What are the basic accounting terms you need for any business?

You will encounter These main concepts in the company’s daily accounting.

Accounts period for a business: –

Accounts payable- The money a company owes to suppliers, bills, and wages

 Accounts receivable – Money receivable from customers

 Accruals -These are the income & expenditure that is accounted for and not when cash gets paid.                                      

 Assets- Everything a company has, like machinery, building, Furniture, cash, and accounts receivable. Assets can be current assets and non-current assets.

Balance sheet – The financial statement represents the snapshot of the company’s financial position at a particular date.

  Capital-It represents the money invested in a business by the sole trader or a partner. If in a limited company, it is the value of shares the shareholders buy. 

  Cost of goods sold- All money spent to purchase or make the products to sell to its customers.

  Depreciation is an accounting method used to assess the aging of assets; say, how do you evaluate the price of a car every year? The value goes down depending on the mileage that you use the vehicle.

  Equity: All the money invested in the business by the owner shows in the capital account, and a limited company owner’s equity indicates in the shares of stock.

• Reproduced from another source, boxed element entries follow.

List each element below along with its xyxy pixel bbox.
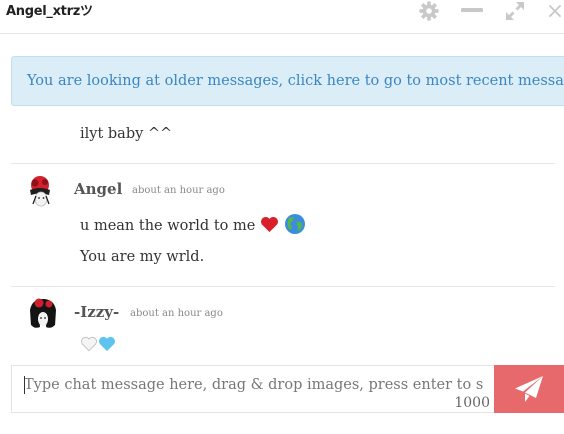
- message-timestamp: about an hour ago: [132, 185, 225, 196]
- message-text: ilyt baby ^^: [80, 126, 173, 142]
- red-heart-emoji: [260, 216, 279, 237]
- older-messages-notice[interactable]: You are looking at older messages, click…: [11, 56, 564, 106]
- gear-icon[interactable]: [416, 0, 442, 22]
- message-divider: [11, 286, 555, 287]
- author-name[interactable]: Angel: [74, 180, 122, 198]
- close-icon[interactable]: ×: [542, 0, 564, 24]
- message-text: [80, 336, 116, 356]
- message-text-content: u mean the world to me: [80, 218, 256, 234]
- text-cursor: [24, 376, 25, 394]
- chat-title: Angel_xtrzツ: [6, 4, 93, 19]
- avatar-izzy[interactable]: [26, 296, 60, 330]
- blue-heart-emoji: [98, 336, 116, 356]
- message-text: u mean the world to me: [80, 213, 306, 239]
- message-divider: [11, 163, 555, 164]
- globe-emoji: [284, 213, 306, 239]
- author-name[interactable]: -Izzy-: [74, 303, 119, 321]
- chat-header: Angel_xtrzツ ×: [0, 0, 564, 34]
- message-timestamp: about an hour ago: [130, 308, 223, 319]
- white-heart-emoji: [80, 336, 98, 356]
- message-text: You are my wrld.: [80, 249, 205, 265]
- avatar-angel[interactable]: [24, 174, 58, 208]
- chat-composer: 1000: [11, 365, 494, 413]
- expand-icon[interactable]: [502, 0, 528, 22]
- paper-plane-icon: [515, 376, 543, 402]
- send-button[interactable]: [494, 365, 564, 413]
- minimize-icon[interactable]: [459, 0, 485, 22]
- character-counter: 1000: [454, 395, 490, 411]
- chat-message-input[interactable]: [24, 374, 484, 396]
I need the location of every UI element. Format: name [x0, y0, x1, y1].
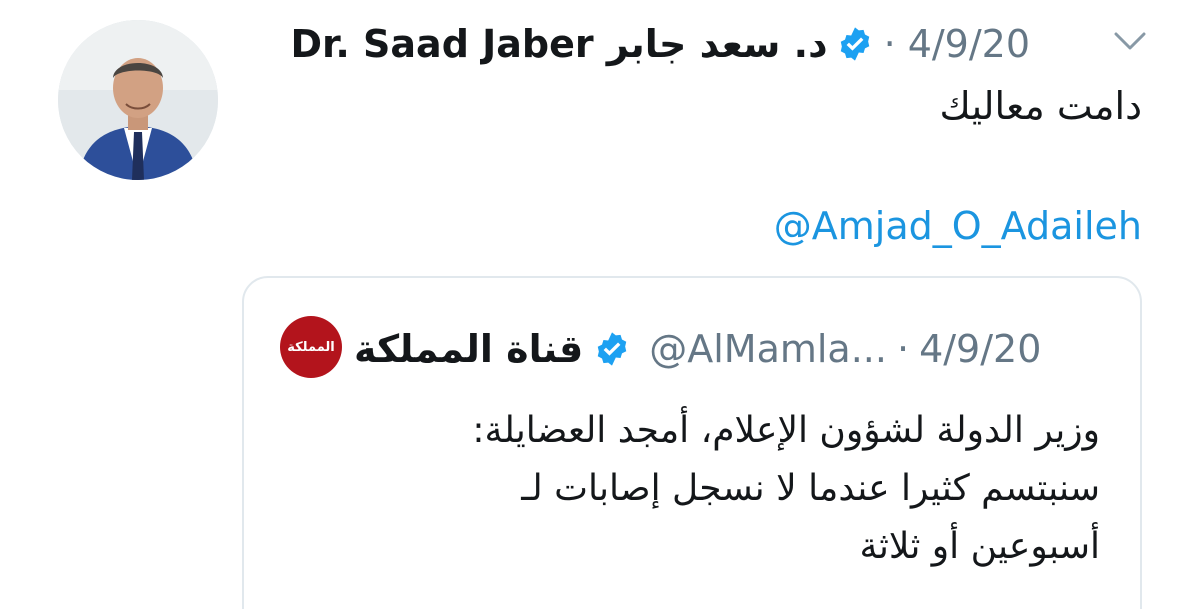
verified-badge-icon [836, 25, 874, 63]
quoted-display-name[interactable]: قناة المملكة [354, 327, 583, 371]
tweet-header: Dr. Saad Jaber د. سعد جابر · 4/9/20 [291, 16, 1030, 72]
display-name[interactable]: Dr. Saad Jaber د. سعد جابر [291, 22, 828, 66]
verified-badge-icon [593, 330, 631, 368]
quoted-handle[interactable]: @AlMamla... [649, 327, 887, 371]
mention-link[interactable]: @Amjad_O_Adaileh [774, 198, 1142, 254]
quoted-tweet-header: قناة المملكة @AlMamla... · 4/9/20 [354, 320, 1041, 378]
quoted-text-line: أسبوعين أو ثلاثة [859, 526, 1100, 567]
separator-dot: · [896, 327, 910, 371]
quoted-text-line: وزير الدولة لشؤون الإعلام، أمجد العضايلة… [472, 410, 1100, 451]
tweet-date[interactable]: 4/9/20 [908, 22, 1030, 66]
quoted-text-line: سنبتسم كثيرا عندما لا نسجل إصابات لـ [521, 468, 1100, 509]
quoted-tweet[interactable]: المملكة قناة المملكة @AlMamla... · 4/9/2… [242, 276, 1142, 609]
quoted-tweet-text: وزير الدولة لشؤون الإعلام، أمجد العضايلة… [280, 402, 1100, 576]
separator-dot: · [883, 22, 896, 66]
quoted-date[interactable]: 4/9/20 [919, 327, 1041, 371]
avatar-image [58, 20, 218, 180]
chevron-down-icon[interactable] [1112, 28, 1148, 54]
avatar[interactable] [58, 20, 218, 180]
tweet-text: دامت معاليك [939, 84, 1142, 128]
channel-logo-text: المملكة [287, 339, 335, 355]
channel-logo[interactable]: المملكة [280, 316, 342, 378]
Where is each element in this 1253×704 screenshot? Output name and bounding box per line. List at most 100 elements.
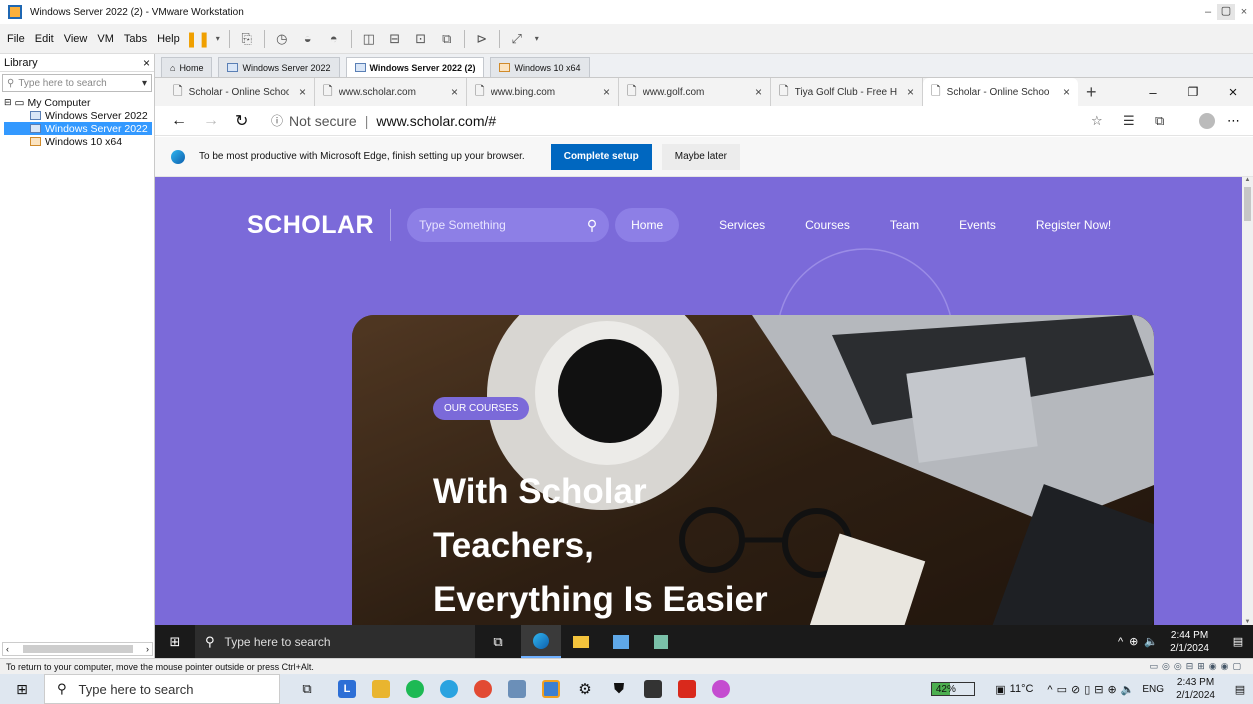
console-icon[interactable]: ⊳ bbox=[472, 29, 492, 49]
network-icon[interactable]: ⊕ bbox=[1129, 635, 1138, 648]
browser-tab[interactable]: 🗋 www.bing.com × bbox=[467, 78, 619, 106]
task-view-icon[interactable]: ⧉ bbox=[475, 634, 521, 650]
chevron-down-icon[interactable]: ▾ bbox=[142, 78, 147, 89]
new-tab-icon[interactable]: + bbox=[1086, 82, 1097, 103]
dropdown-icon[interactable]: ▾ bbox=[214, 29, 222, 49]
browser-tab[interactable]: 🗋 Scholar - Online Schoo × bbox=[165, 78, 315, 106]
app-icon[interactable] bbox=[712, 680, 730, 698]
app-l-icon[interactable]: L bbox=[338, 680, 356, 698]
menu-tabs[interactable]: Tabs bbox=[119, 33, 152, 45]
battery-indicator[interactable]: 42% bbox=[931, 682, 976, 696]
vm-taskbar-search[interactable]: ⚲ Type here to search bbox=[195, 625, 475, 658]
maybe-later-button[interactable]: Maybe later bbox=[661, 143, 740, 170]
profile-avatar[interactable] bbox=[1199, 112, 1215, 129]
nav-team[interactable]: Team bbox=[890, 218, 919, 232]
unity-icon[interactable]: ⧉ bbox=[437, 29, 457, 49]
browser-tab[interactable]: 🗋 www.golf.com × bbox=[619, 78, 771, 106]
menu-vm[interactable]: VM bbox=[92, 33, 119, 45]
chrome-icon[interactable] bbox=[474, 680, 492, 698]
weather-icon[interactable]: ▣ bbox=[995, 683, 1005, 696]
volume-muted-icon[interactable]: 🔈 bbox=[1144, 635, 1158, 648]
collections-icon[interactable]: ⧉ bbox=[1155, 113, 1187, 129]
minimize-button[interactable]: – bbox=[1133, 85, 1173, 100]
nav-events[interactable]: Events bbox=[959, 218, 996, 232]
favorites-icon[interactable]: ☰ bbox=[1123, 113, 1155, 129]
browser-tab[interactable]: 🗋 www.scholar.com × bbox=[315, 78, 467, 106]
notifications-icon[interactable]: ▤ bbox=[1227, 683, 1253, 696]
security-icon[interactable]: ⛊ bbox=[610, 680, 628, 698]
app-icon[interactable] bbox=[508, 680, 526, 698]
windows-start-icon[interactable]: ⊞ bbox=[0, 681, 44, 698]
pdf-icon[interactable] bbox=[678, 680, 696, 698]
collapse-icon[interactable]: ⊟ bbox=[4, 97, 12, 108]
back-icon[interactable]: ← bbox=[171, 112, 203, 130]
site-logo[interactable]: SCHOLAR bbox=[247, 211, 374, 240]
address-field[interactable]: ⓘ Not secure | www.scholar.com/# bbox=[271, 109, 1091, 133]
close-button[interactable]: × bbox=[1235, 6, 1253, 18]
edge-taskbar-icon[interactable] bbox=[521, 625, 561, 658]
tree-vm-windows-server-2022[interactable]: Windows Server 2022 bbox=[4, 109, 154, 122]
more-icon[interactable]: ⋯ bbox=[1227, 113, 1253, 129]
browser-tab[interactable]: 🗋 Tiya Golf Club - Free H × bbox=[771, 78, 923, 106]
browser-tab-active[interactable]: 🗋 Scholar - Online Schoo × bbox=[923, 78, 1078, 106]
vmware-icon[interactable] bbox=[542, 680, 560, 698]
vm-tab-windows-server-2022-2[interactable]: Windows Server 2022 (2) bbox=[345, 57, 485, 77]
scroll-left-icon[interactable]: ‹ bbox=[6, 644, 9, 654]
menu-view[interactable]: View bbox=[59, 33, 93, 45]
scroll-up-icon[interactable]: ▲ bbox=[1242, 177, 1253, 183]
menu-file[interactable]: File bbox=[2, 33, 30, 45]
site-search-input[interactable]: Type Something ⚲ bbox=[407, 208, 610, 242]
language-indicator[interactable]: ENG bbox=[1142, 684, 1164, 695]
library-hscrollbar[interactable]: ‹ › bbox=[2, 642, 153, 656]
telegram-icon[interactable] bbox=[440, 680, 458, 698]
snapshot-icon[interactable]: ◷ bbox=[272, 29, 292, 49]
close-tab-icon[interactable]: × bbox=[1063, 85, 1070, 99]
scroll-right-icon[interactable]: › bbox=[146, 644, 149, 654]
terminal-icon[interactable] bbox=[644, 680, 662, 698]
scroll-thumb[interactable] bbox=[1244, 187, 1251, 221]
favorite-star-icon[interactable]: ☆ bbox=[1091, 113, 1123, 129]
dropdown-icon[interactable]: ▾ bbox=[533, 29, 541, 49]
close-button[interactable]: × bbox=[1213, 84, 1253, 101]
refresh-icon[interactable]: ↻ bbox=[235, 111, 271, 131]
thumbnail-view-icon[interactable]: ⊟ bbox=[385, 29, 405, 49]
file-explorer-icon[interactable] bbox=[372, 680, 390, 698]
tree-vm-windows-server-2022-2[interactable]: Windows Server 2022 bbox=[4, 122, 152, 135]
close-tab-icon[interactable]: × bbox=[603, 85, 610, 99]
tree-vm-windows-10[interactable]: Windows 10 x64 bbox=[4, 135, 154, 148]
chevron-up-icon[interactable]: ^ bbox=[1118, 636, 1123, 648]
nav-register[interactable]: Register Now! bbox=[1036, 218, 1111, 232]
minimize-button[interactable]: – bbox=[1199, 6, 1217, 18]
revert-snapshot-icon[interactable]: ◒ bbox=[298, 29, 318, 49]
notifications-icon[interactable]: ▤ bbox=[1223, 635, 1253, 648]
library-view-icon[interactable]: ◫ bbox=[359, 29, 379, 49]
nav-home[interactable]: Home bbox=[615, 208, 680, 242]
menu-help[interactable]: Help bbox=[152, 33, 185, 45]
nav-courses[interactable]: Courses bbox=[805, 218, 850, 232]
pause-icon[interactable]: ❚❚ bbox=[185, 29, 210, 49]
page-scrollbar[interactable]: ▲ ▼ bbox=[1242, 177, 1253, 625]
tray-icons[interactable]: ^▭⊘▯⊟⊕🔈 bbox=[1047, 683, 1138, 696]
forward-icon[interactable]: → bbox=[203, 112, 235, 130]
file-explorer-icon[interactable] bbox=[561, 635, 601, 648]
vm-tab-windows-10[interactable]: Windows 10 x64 bbox=[490, 57, 590, 77]
host-clock[interactable]: 2:43 PM 2/1/2024 bbox=[1176, 676, 1215, 702]
snapshot-manager-icon[interactable]: ◓ bbox=[324, 29, 344, 49]
tree-my-computer[interactable]: ⊟ ▭ My Computer bbox=[4, 96, 154, 109]
close-tab-icon[interactable]: × bbox=[451, 85, 458, 99]
settings-icon[interactable]: ⚙ bbox=[576, 680, 594, 698]
send-ctrl-alt-del-icon[interactable]: ⎘ bbox=[237, 29, 257, 49]
vm-clock[interactable]: 2:44 PM 2/1/2024 bbox=[1170, 629, 1209, 655]
search-icon[interactable]: ⚲ bbox=[587, 217, 597, 234]
close-tab-icon[interactable]: × bbox=[299, 85, 306, 99]
restore-button[interactable]: ❐ bbox=[1173, 85, 1213, 99]
close-tab-icon[interactable]: × bbox=[755, 85, 762, 99]
device-status-icons[interactable]: ▭◎◎⊟⊞◉◉▢ bbox=[1149, 661, 1245, 672]
menu-edit[interactable]: Edit bbox=[30, 33, 59, 45]
complete-setup-button[interactable]: Complete setup bbox=[550, 143, 652, 170]
server-manager-icon[interactable] bbox=[601, 634, 641, 649]
nav-services[interactable]: Services bbox=[719, 218, 765, 232]
close-tab-icon[interactable]: × bbox=[907, 85, 914, 99]
courses-badge[interactable]: OUR COURSES bbox=[433, 397, 530, 420]
restore-button[interactable]: ▢ bbox=[1217, 4, 1235, 20]
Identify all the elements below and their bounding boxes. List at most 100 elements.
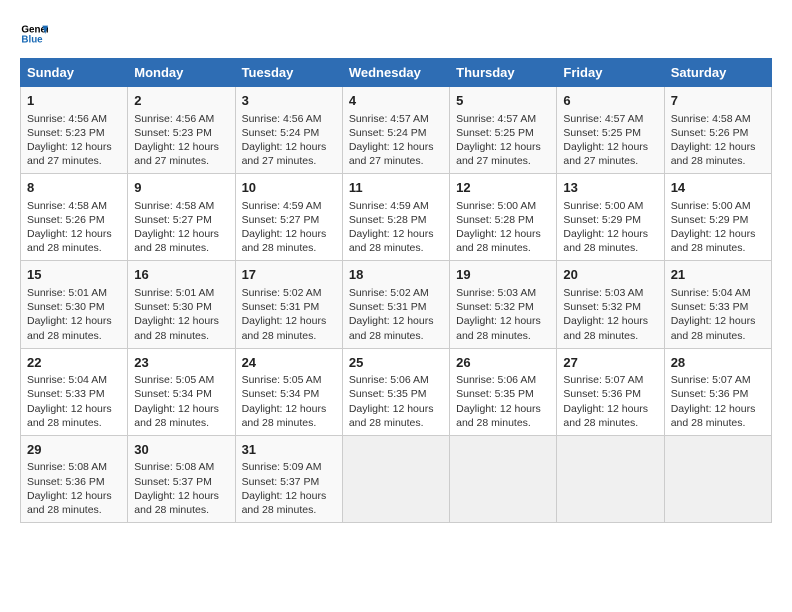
calendar-cell: 11 Sunrise: 4:59 AM Sunset: 5:28 PM Dayl… <box>342 174 449 261</box>
day-number: 20 <box>563 266 657 284</box>
sunset-label: Sunset: 5:23 PM <box>27 127 105 139</box>
sunset-label: Sunset: 5:31 PM <box>349 301 427 313</box>
header-tuesday: Tuesday <box>235 59 342 87</box>
calendar-cell: 3 Sunrise: 4:56 AM Sunset: 5:24 PM Dayli… <box>235 87 342 174</box>
sunrise-label: Sunrise: 5:00 AM <box>563 200 643 212</box>
day-number: 19 <box>456 266 550 284</box>
daylight-label: Daylight: 12 hours and 28 minutes. <box>671 141 756 167</box>
sunset-label: Sunset: 5:24 PM <box>349 127 427 139</box>
sunrise-label: Sunrise: 4:57 AM <box>349 113 429 125</box>
sunrise-label: Sunrise: 4:56 AM <box>242 113 322 125</box>
day-number: 22 <box>27 354 121 372</box>
sunset-label: Sunset: 5:24 PM <box>242 127 320 139</box>
daylight-label: Daylight: 12 hours and 28 minutes. <box>563 315 648 341</box>
sunrise-label: Sunrise: 5:00 AM <box>456 200 536 212</box>
daylight-label: Daylight: 12 hours and 28 minutes. <box>242 490 327 516</box>
sunset-label: Sunset: 5:27 PM <box>134 214 212 226</box>
daylight-label: Daylight: 12 hours and 27 minutes. <box>563 141 648 167</box>
calendar-week-row: 8 Sunrise: 4:58 AM Sunset: 5:26 PM Dayli… <box>21 174 772 261</box>
calendar-cell: 13 Sunrise: 5:00 AM Sunset: 5:29 PM Dayl… <box>557 174 664 261</box>
day-number: 2 <box>134 92 228 110</box>
daylight-label: Daylight: 12 hours and 27 minutes. <box>27 141 112 167</box>
calendar-cell: 25 Sunrise: 5:06 AM Sunset: 5:35 PM Dayl… <box>342 348 449 435</box>
sunrise-label: Sunrise: 5:05 AM <box>134 374 214 386</box>
sunset-label: Sunset: 5:29 PM <box>563 214 641 226</box>
calendar-cell <box>342 435 449 522</box>
sunset-label: Sunset: 5:29 PM <box>671 214 749 226</box>
sunset-label: Sunset: 5:25 PM <box>456 127 534 139</box>
day-number: 8 <box>27 179 121 197</box>
day-number: 1 <box>27 92 121 110</box>
day-number: 12 <box>456 179 550 197</box>
sunset-label: Sunset: 5:23 PM <box>134 127 212 139</box>
sunrise-label: Sunrise: 4:58 AM <box>671 113 751 125</box>
calendar-cell: 21 Sunrise: 5:04 AM Sunset: 5:33 PM Dayl… <box>664 261 771 348</box>
daylight-label: Daylight: 12 hours and 28 minutes. <box>671 228 756 254</box>
sunset-label: Sunset: 5:36 PM <box>671 388 749 400</box>
sunset-label: Sunset: 5:25 PM <box>563 127 641 139</box>
day-number: 14 <box>671 179 765 197</box>
calendar-cell <box>450 435 557 522</box>
calendar-cell: 1 Sunrise: 4:56 AM Sunset: 5:23 PM Dayli… <box>21 87 128 174</box>
sunset-label: Sunset: 5:27 PM <box>242 214 320 226</box>
calendar-cell: 7 Sunrise: 4:58 AM Sunset: 5:26 PM Dayli… <box>664 87 771 174</box>
sunrise-label: Sunrise: 5:03 AM <box>563 287 643 299</box>
sunrise-label: Sunrise: 5:04 AM <box>671 287 751 299</box>
daylight-label: Daylight: 12 hours and 27 minutes. <box>242 141 327 167</box>
day-number: 26 <box>456 354 550 372</box>
day-number: 7 <box>671 92 765 110</box>
calendar-cell: 31 Sunrise: 5:09 AM Sunset: 5:37 PM Dayl… <box>235 435 342 522</box>
day-number: 28 <box>671 354 765 372</box>
day-number: 21 <box>671 266 765 284</box>
daylight-label: Daylight: 12 hours and 28 minutes. <box>349 403 434 429</box>
daylight-label: Daylight: 12 hours and 28 minutes. <box>242 315 327 341</box>
sunset-label: Sunset: 5:36 PM <box>563 388 641 400</box>
header-sunday: Sunday <box>21 59 128 87</box>
sunset-label: Sunset: 5:30 PM <box>134 301 212 313</box>
calendar-cell: 28 Sunrise: 5:07 AM Sunset: 5:36 PM Dayl… <box>664 348 771 435</box>
sunset-label: Sunset: 5:28 PM <box>456 214 534 226</box>
calendar-cell: 16 Sunrise: 5:01 AM Sunset: 5:30 PM Dayl… <box>128 261 235 348</box>
sunset-label: Sunset: 5:35 PM <box>456 388 534 400</box>
sunrise-label: Sunrise: 5:07 AM <box>671 374 751 386</box>
sunrise-label: Sunrise: 5:00 AM <box>671 200 751 212</box>
daylight-label: Daylight: 12 hours and 28 minutes. <box>456 403 541 429</box>
sunrise-label: Sunrise: 5:05 AM <box>242 374 322 386</box>
daylight-label: Daylight: 12 hours and 28 minutes. <box>671 315 756 341</box>
daylight-label: Daylight: 12 hours and 28 minutes. <box>671 403 756 429</box>
sunset-label: Sunset: 5:35 PM <box>349 388 427 400</box>
sunrise-label: Sunrise: 4:56 AM <box>27 113 107 125</box>
sunrise-label: Sunrise: 4:58 AM <box>27 200 107 212</box>
calendar-cell: 26 Sunrise: 5:06 AM Sunset: 5:35 PM Dayl… <box>450 348 557 435</box>
day-number: 23 <box>134 354 228 372</box>
daylight-label: Daylight: 12 hours and 28 minutes. <box>27 403 112 429</box>
sunrise-label: Sunrise: 4:59 AM <box>242 200 322 212</box>
sunset-label: Sunset: 5:28 PM <box>349 214 427 226</box>
calendar-cell: 6 Sunrise: 4:57 AM Sunset: 5:25 PM Dayli… <box>557 87 664 174</box>
day-number: 9 <box>134 179 228 197</box>
day-number: 27 <box>563 354 657 372</box>
sunset-label: Sunset: 5:30 PM <box>27 301 105 313</box>
sunset-label: Sunset: 5:33 PM <box>671 301 749 313</box>
daylight-label: Daylight: 12 hours and 28 minutes. <box>349 315 434 341</box>
logo: General Blue <box>20 20 52 48</box>
day-number: 13 <box>563 179 657 197</box>
sunset-label: Sunset: 5:31 PM <box>242 301 320 313</box>
calendar-cell: 14 Sunrise: 5:00 AM Sunset: 5:29 PM Dayl… <box>664 174 771 261</box>
daylight-label: Daylight: 12 hours and 28 minutes. <box>134 490 219 516</box>
sunset-label: Sunset: 5:34 PM <box>242 388 320 400</box>
calendar-header-row: SundayMondayTuesdayWednesdayThursdayFrid… <box>21 59 772 87</box>
daylight-label: Daylight: 12 hours and 28 minutes. <box>456 315 541 341</box>
calendar-cell: 4 Sunrise: 4:57 AM Sunset: 5:24 PM Dayli… <box>342 87 449 174</box>
calendar-week-row: 29 Sunrise: 5:08 AM Sunset: 5:36 PM Dayl… <box>21 435 772 522</box>
day-number: 10 <box>242 179 336 197</box>
sunrise-label: Sunrise: 5:06 AM <box>349 374 429 386</box>
calendar-cell: 18 Sunrise: 5:02 AM Sunset: 5:31 PM Dayl… <box>342 261 449 348</box>
calendar-cell: 8 Sunrise: 4:58 AM Sunset: 5:26 PM Dayli… <box>21 174 128 261</box>
calendar-cell: 24 Sunrise: 5:05 AM Sunset: 5:34 PM Dayl… <box>235 348 342 435</box>
header-monday: Monday <box>128 59 235 87</box>
sunrise-label: Sunrise: 4:58 AM <box>134 200 214 212</box>
daylight-label: Daylight: 12 hours and 28 minutes. <box>242 403 327 429</box>
calendar-cell: 23 Sunrise: 5:05 AM Sunset: 5:34 PM Dayl… <box>128 348 235 435</box>
daylight-label: Daylight: 12 hours and 28 minutes. <box>563 403 648 429</box>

  Expenditure: The expenses incurred by the business should not include if spent on other things.

 General Ledger: All the company accounts are summarized.

 Income is the income generated by selling products or services and from other sources like bank interest; income from the investment is other income.

 Income statement: Represents the statement of financial activity, whether monthly, quarterly, or yearly. The calculation is total income less the cost of goods sold, and the expenses incurred in running the business become the net profit.

 Interest: It is the money the company needs to pay for the cash borrowed for the business development, to buy the necessary machinery for the capital, and the interest on the amount the company received for the purchase.

 Inventory: The account maintains track of all the products 

  sold to the customers.

Journals: Bookkeepers keep records of daily transactions of the company. Each of the most active accounts, such as accounts payable, accounts receivables, and cash, has its journals.

 Liability: All the company owes is bonds, loans, and unpaid bills. There are two types of penalties: current and non-current liabilities are payable within one year, and non-current liabilities are payable after more than one year. Examples of non-current liabilities are bank loans and mortgages.

Payrolls: Wages paid to the employees; it usually is the Bookkeeper’s responsibility and needs to make the payments to the tax department too.

 Retained Earnings: Reinvest all the company profits in the company rather than pay out to the owners. The sole trader’s money paid out is in the drawings account, and the limited company is in the dividends account.

 Revenue: All monies earned by the sales of its products or services, and some companies get revues from other sources like interest received and by selling assets that are not good enough for the company.

 Trial Balance: The Bookkeeper usually records daily accounts, ensures that the books are balanced, and gets ready to close the charges for the end of the financial year so that the accountant will do the rest of the work.

The above information will help a newbie prepare to start a business, and it is always advisable to learn the basic accounting concepts to save your business from trouble as an entrepreneur.